手芸店の編み物講座で知り合った5人のグループチャットで、私は歴だけがいちばん長い立場でした。誰かの完成報告には、まず私が感想を書き、ほかのメンバーがそれに続いて話が広がる。いつからか、それがこのグループの流れになっていました。ただ、講座で隣の席だった年下の子の投稿だけは、通知を見ても開くのが遅れました。彼女の靴下の写真が上がった日も、別のメンバーの帽子には色の質問を書きながら、その写真は開かないまま画面を閉じました。翌日になって、拍手のスタンプを1つだけ押しました。

箱の中のカーディガン

理由は分かっていました。ほかのメンバーの作品には、糸の始末や模様の選び方など、まだ私から教えられることがありました。彼女だけは違いました。始めて1年も経たないのに、編み目は私のより揃っていて、開くたびに、袖を1本編んだきり箱にしまったカーディガンを思い出すことになるのです。だから彼女の投稿だけ開くのを後回しにして、開いてしまった分にはスタンプで済ませていました。私が口火を切らない写真には、誰も続きません。それを知っていながら、無関心のふりという、いちばん楽な逃げ方を選んでいました。

届いたメッセージ

彼女から個別のチャットが届いたのは、そんなころです。

「私の投稿、載せないほうがいいですか」

既読を付けたまま、私は台所とスマホの間を何往復もしました。ごまかしの文はいくつも浮かびましたが、彼女に投稿をやめさせてしまったら取り返しがつきません。私は長い返信を、謝ることから書き始めました。

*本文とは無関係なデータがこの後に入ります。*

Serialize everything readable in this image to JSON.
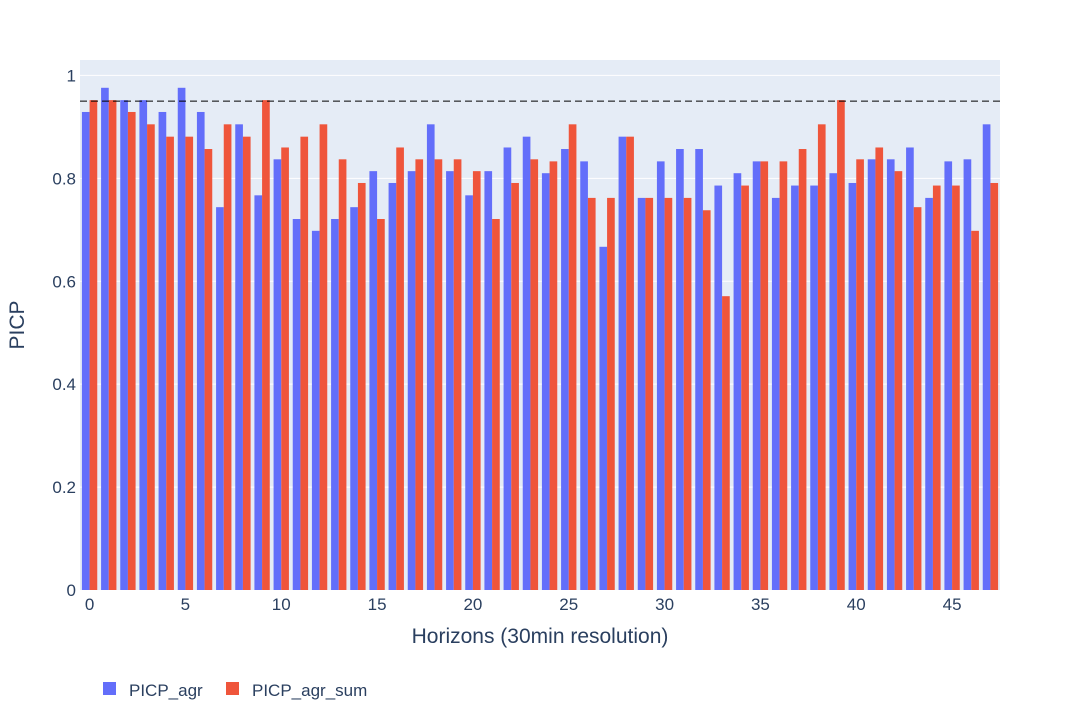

「ごめんなさい。あなたの写真だけ、返事をかけませんでした」

「私、編みかけのまま、編み物をやめようとしていたんです」

彼女の編み目に及ばない自分のことも、箱のカーディガンのことも、そのまま書きました。

そして...

送ったあと、私はクローゼットから箱を下ろしました。袖が片方だけのカーディガンを写真に撮り、グループに載せます。最初に返ってきたのは、彼女の一言でした。

「続き、一緒に編みませんか」

片方だけだった袖は、次の集まりまでに両方になりました。感想の口火を切る役に戻るより先に、載せる側に戻れた気がしています。

(40代女性・パート)

本記事は、読者アンケートに寄せられた実体験をもとにした本人視点の記事を参考に、相手側の心情を想定して制作しています。実際の相手本人への取材ではなく、編集部による解釈を含みます。